@Camille Descimes
Cinq étoiles. Je justifie, obligé. Parce que votre texte m’a renseigné, m’a fait réfléchir, beaucoup, et aussi m’a ému, en mal autant qu’en bien (et puis, il m’a fait mon 11 novembre : un jour que je ne sais jamais comment passer, sinon au lit, en ravivant la flamme de mon soldat inconnu, ce que la lecture de votre livre a très bien fait ce coup-ci).

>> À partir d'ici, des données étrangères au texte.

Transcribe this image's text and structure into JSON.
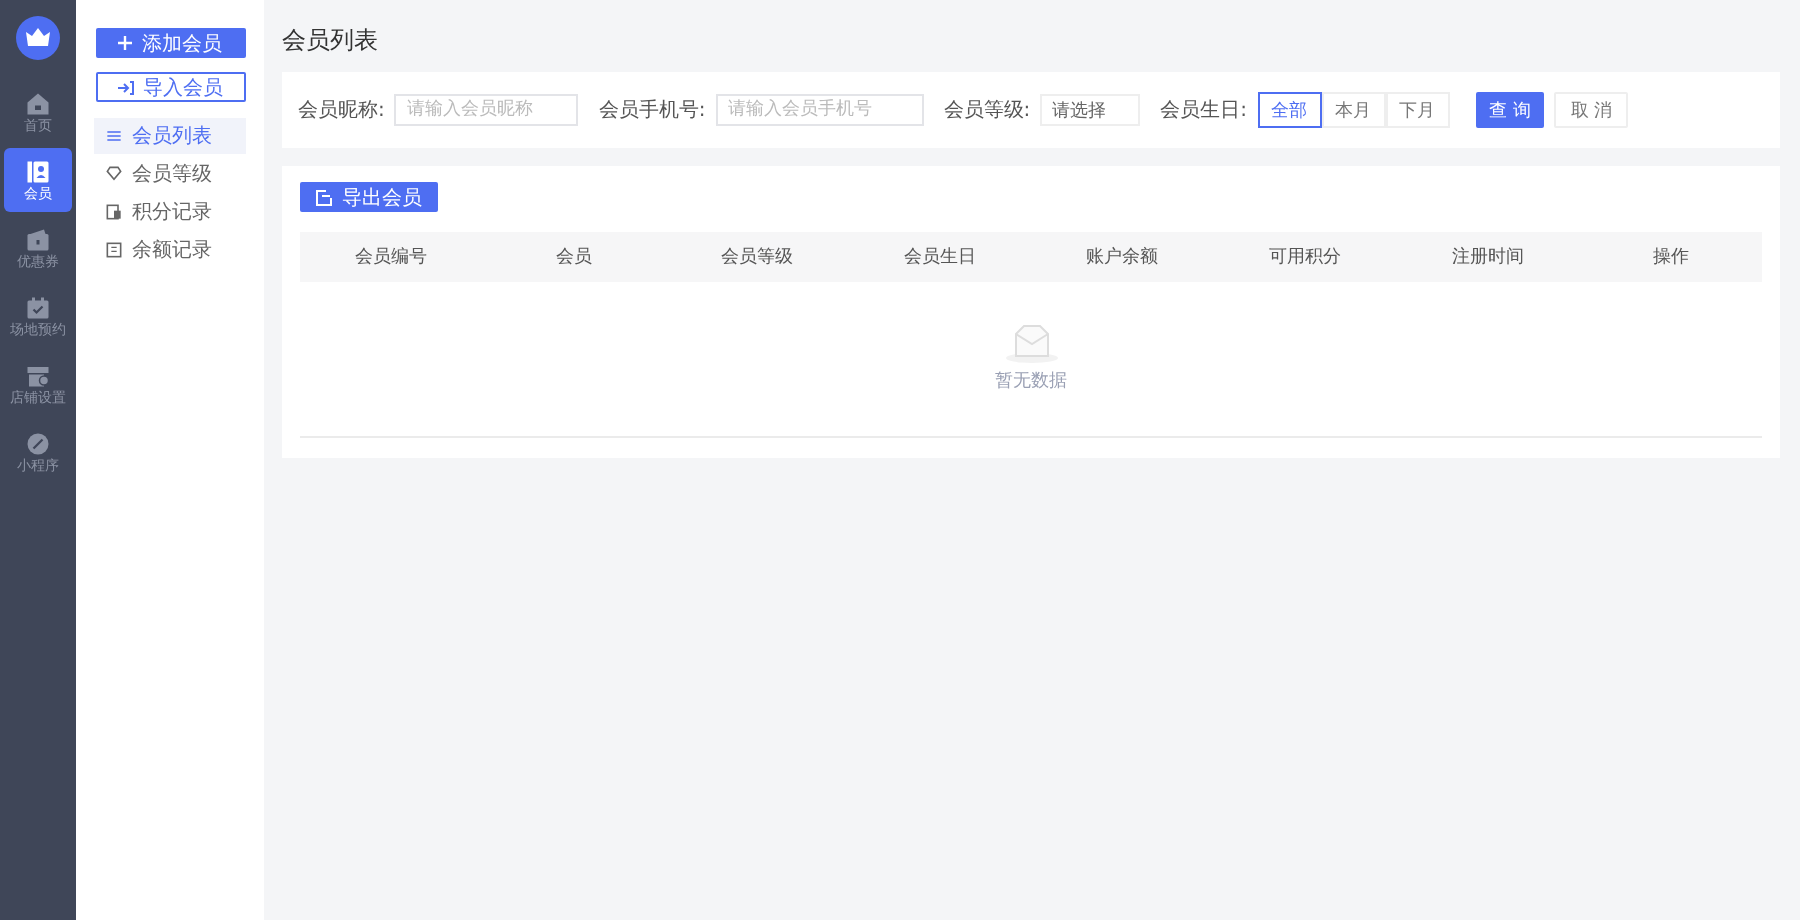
{
  "nav": [
    {
      "label": "首页",
      "selected": false
    },
    {
      "label": "会员",
      "selected": true
    },
    {
      "label": "优惠券",
      "selected": false
    },
    {
      "label": "场地预约",
      "selected": false
    },
    {
      "label": "店铺设置",
      "selected": false
    },
    {
      "label": "小程序",
      "selected": false
    }
  ],
  "sidebar": {
    "add_button": "添加会员",
    "import_button": "导入会员",
    "items": [
      {
        "label": "会员列表",
        "selected": true
      },
      {
        "label": "会员等级",
        "selected": false
      },
      {
        "label": "积分记录",
        "selected": false
      },
      {
        "label": "余额记录",
        "selected": false
      }
    ]
  },
  "page_title": "会员列表",
  "filters": {
    "nickname_label": "会员昵称:",
    "nickname_placeholder": "请输入会员昵称",
    "phone_label": "会员手机号:",
    "phone_placeholder": "请输入会员手机号",
    "level_label": "会员等级:",
    "level_placeholder": "请选择",
    "birthday_label": "会员生日:",
    "birthday_options": [
      {
        "label": "全部",
        "selected": true
      },
      {
        "label": "本月",
        "selected": false
      },
      {
        "label": "下月",
        "selected": false
      }
    ],
    "search_button": "查 询",
    "cancel_button": "取 消"
  },
  "export_button": "导出会员",
  "table": {
    "columns": [
      "会员编号",
      "会员",
      "会员等级",
      "会员生日",
      "账户余额",
      "可用积分",
      "注册时间",
      "操作"
    ],
    "empty_text": "暂无数据"
  }
}
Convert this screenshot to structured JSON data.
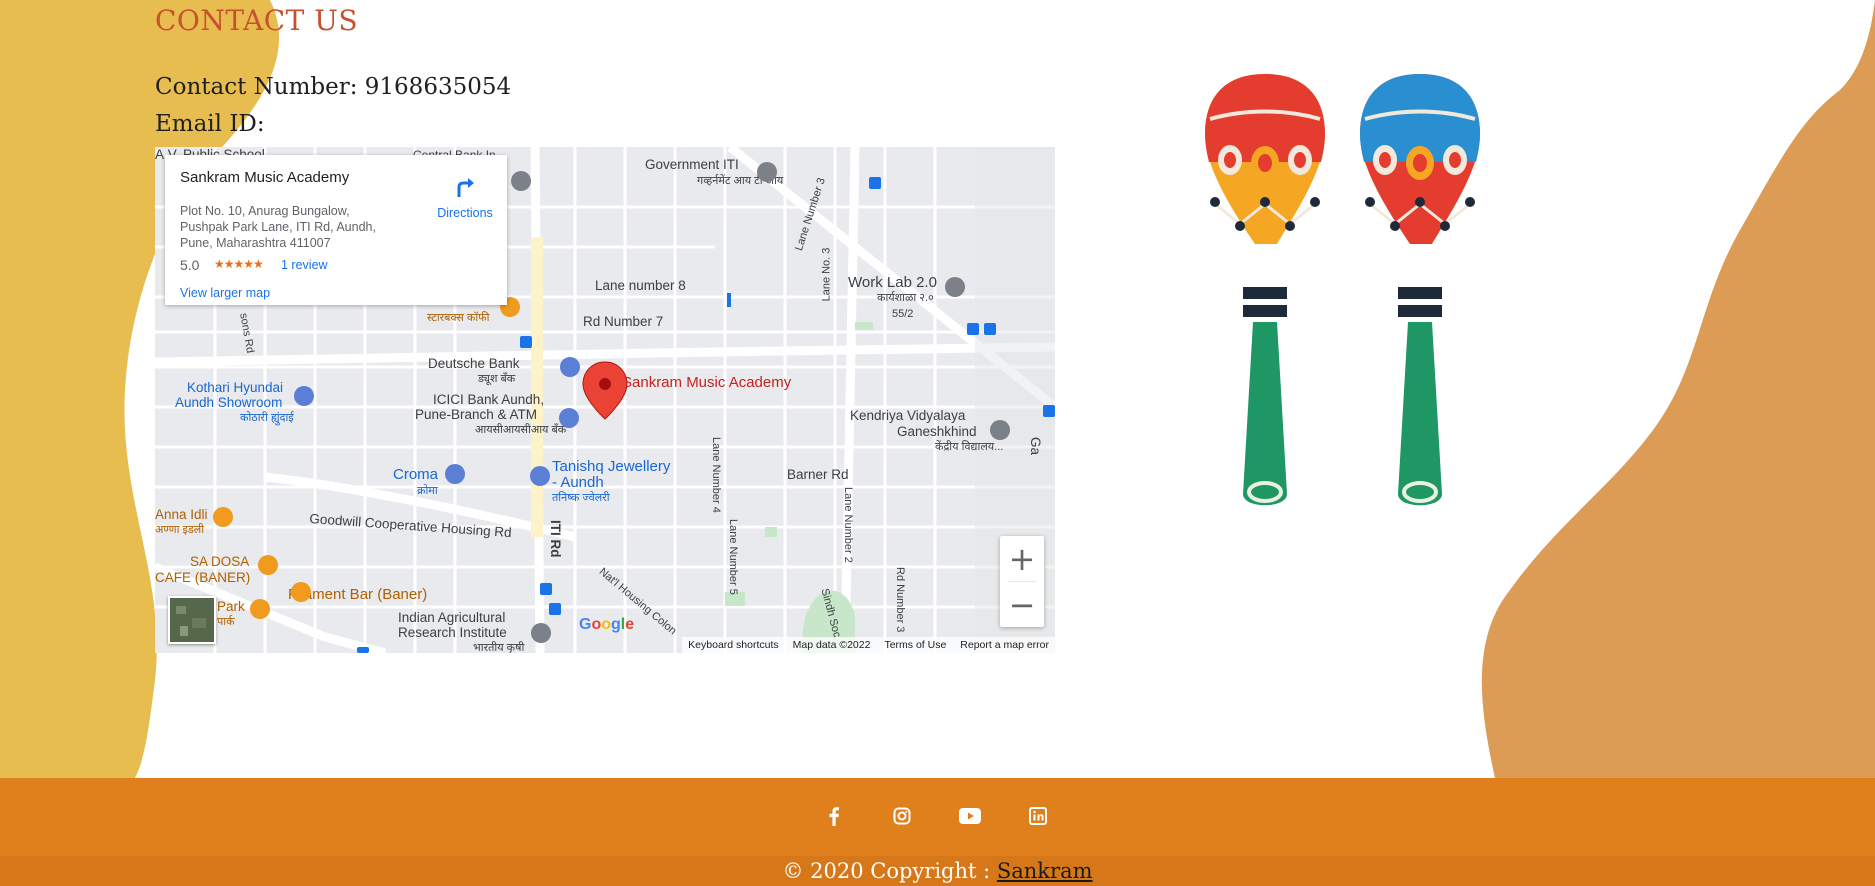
{
  "contact": {
    "heading": "CONTACT US",
    "phone_label": "Contact Number: 9168635054",
    "email_label": "Email ID:"
  },
  "map": {
    "card": {
      "place_name": "Sankram Music Academy",
      "address": "Plot No. 10, Anurag Bungalow, Pushpak Park Lane, ITI Rd, Aundh, Pune, Maharashtra 411007",
      "rating": "5.0",
      "stars": "★★★★★",
      "reviews": "1 review",
      "larger_map": "View larger map",
      "directions": "Directions"
    },
    "labels": {
      "public_school": "A.V. Public School",
      "central_bank": "Central Bank In",
      "government_iti": "Government ITI",
      "government_iti_mr": "गव्हर्नमेंट आय टी आय",
      "lane_number_3": "Lane Number 3",
      "lane_no_3": "Lane No. 3",
      "lane_number_8": "Lane number 8",
      "rd_number_7": "Rd Number 7",
      "work_lab": "Work Lab 2.0",
      "work_lab_mr": "कार्यशाळा २.०",
      "work_lab_num": "55/2",
      "starbucks_mr": "स्टारबक्स कॉफी",
      "parsons_rd": "sons Rd",
      "deutsche_bank": "Deutsche Bank",
      "deutsche_bank_mr": "ड्यूश बँक",
      "kothari_hyundai": "Kothari Hyundai",
      "aundh_showroom": "Aundh Showroom",
      "kothari_mr": "कोठारी ह्युंदाई",
      "icici": "ICICI Bank Aundh,",
      "icici_2": "Pune-Branch & ATM",
      "icici_mr": "आयसीआयसीआय बँक",
      "sankram_pin": "Sankram Music Academy",
      "kendriya": "Kendriya Vidyalaya",
      "ganeshkhind": "Ganeshkhind",
      "kendriya_mr": "केंद्रीय विद्यालय...",
      "lane_number_4": "Lane Number 4",
      "barner_rd": "Barner Rd",
      "croma": "Croma",
      "croma_mr": "क्रोमा",
      "tanishq": "Tanishq Jewellery",
      "tanishq_2": "- Aundh",
      "tanishq_mr": "तनिष्क ज्वेलरी",
      "anna_idli": "Anna Idli",
      "anna_idli_mr": "अण्णा इडली",
      "goodwill_rd": "Goodwill Cooperative Housing Rd",
      "iti_rd": "ITI Rd",
      "lane_number_5": "Lane Number 5",
      "lane_number_2": "Lane Number 2",
      "rd_number_3": "Rd Number 3",
      "natl_housing": "Nat'l Housing Colon",
      "sindh_soc": "Sindh Soc",
      "sa_dosa": "SA DOSA",
      "cafe_baner": "CAFE (BANER)",
      "filament_bar": "Filament Bar (Baner)",
      "park": "Park",
      "park_mr": "पार्क",
      "iari": "Indian Agricultural",
      "iari_2": "Research Institute",
      "iari_mr": "भारतीय कृषी",
      "ga": "Ga"
    },
    "zoom_in": "+",
    "zoom_out": "−",
    "attribution": {
      "shortcuts": "Keyboard shortcuts",
      "map_data": "Map data ©2022",
      "terms": "Terms of Use",
      "report": "Report a map error"
    }
  },
  "social": {
    "icons": [
      "facebook-icon",
      "instagram-icon",
      "youtube-icon",
      "linkedin-icon"
    ]
  },
  "footer": {
    "copyright_prefix": "© 2020 Copyright : ",
    "brand_link": "Sankram"
  },
  "colors": {
    "heading": "#c8502e",
    "left_blob": "#e8bd4f",
    "right_blob": "#dc9c56",
    "social_bar": "#e0801c",
    "copyright_bar": "#d67819"
  }
}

Le premier chapitre est aussi drôle que le serait un pastiche de Virginie Despentes, si c’en était un de pastiche : vulgaire comme du Despentes, et moqueur à la fois pour marquer votre singularité de Descimes. Descimes, Despentes ? C’est voulu le jeu de mots ou ce n’est pas un pseudonyme?
Moi je m’appelle Desgringole, dans le Metavers : enchanté !
Le problème est que votre premier chapitre ne donne pas le ton pour le reste, qui n’est pas du tout un pastiche, qui est même beaucoup plus délicat. Il y a donc tromperie sur la marchandise, ça m’a agacé, j’ai même failli arrêter là la lecture.
Je vous préviens, je suis un vieux con de « phallocrate » (vieille expression, les copines disaient comme ça quand j’étais jeune, tout en me caressant et m’expliquant comment marchaient leur engin et, accessoirement, le mien… yeaahhh, boumeur ! Ok, ok, j’en suis), un vieux con, donc, pour qui les filles ne sont pas des « limaces » comme vous le répétez ironiquement en prenant le masque de Watterson, mais plutôt des escargots, prêtes à se réfugier dans leur coquille quand on les importune trop et capables de remettre à leur place des mecs ballots, empotés, suintants de testostérone et de mauvais alcool, comme en charrie chaque génération. Dites moi où, n’en quel pays sont les boumeurs mâles qui, dès le poil au menton, collectionnaient les vestes et les baffes auprès des boumeuses femelles qui avaient plusieurs longueurs d’avance sur eux, à cause que la sexualité, les garçons l’apprenaient en disséquant une moule à l’école alors que les filles étaient mises au parfum par leur maman à l’arrivée des règles… peu importe… comme le monde a changé depuis cette époque !
Les histoires de viols d’adolescentes que vous racontez, déjà entendues ailleurs, me semblent toujours aussi effarantes. Ne sont-elles pas un problème de classe plutôt que de genre ? je m’interrogeais en vous lisant. Des soirées pharma, médecine, Ens, entre jeunes plutôt aisés, très éduqués, disposant de drogues capables de neutraliser les défenses des demoiselles, à qui on serine qu’ils seront « l’élite de la nation »… C’est le "Happy Few", tout le monde n’est pas issu de ce milieu… mais c'est le milieu que vous décrivez.
Les statistiques que vous donnez à ce sujet sont ridicules, elles nuisent au propos : « 3,26% des femmes sont victimes de viol contre 0,47 % des hommes… » ! Sur quelle période, pour quelle classe d’âge, quel est l’échantillon ? Qui a répondu, quelles étaient les questions posées ? Avec une précision de deux décimales après la virgule, vraiment !!?? C’est du vernis de godasse bon marché, du marketing rhétorique tout juste bon à vendre de la lessive « plus blanche à 88,08% pour 88,08% de ménagères satisfaites », rien à faire dans le domaine littéraire.
Malgré mon sale caractère, j’assume les 5 étoiles. J’ai les 5 étoiles subjectives, zéro prétention à donner des conseils de fabrication, aucune objectivité, juste « parce que ça me remue », quant à l’écriture… Il y a potentiellement trois livres en un seul : un pamphlet contre les abus sexuels sur les jeunes femmes, une belle histoire d’amour à la montagne, le portrait esquissé d’un paranoïaque. Je me serais contenté des deux derniers en poussant plus loin le portrait du paranoïaque. D’où vient-il ? Est-il aussi éduqué et argenté que les autres ? Quelle a été sa relation avec Julie ? On apprend très peu sur lui alors qu’il est de loin le personnage le plus complexe et le plus énigmatique.
Ce qui m’a le plus touché c’est que votre style se rapproche de celui de Manuel Puig, un écrivain que j’adore. Comme lui, vous avez le sens du dialogue et, parfois, vous réussissez cette difficile coalescence entre le trivial et le tragique.
Cette citation de lui devrait vous plaire :
“La femme la plus désespérément avide de libération est la « femme » que chaque homme porte enfermée dans le cachot de sa propre psyché. C’est cette forme de répression qu’il faut éliminer ; de même en ce qui concerne l’homme entravé qu’il y a dans toute femme ».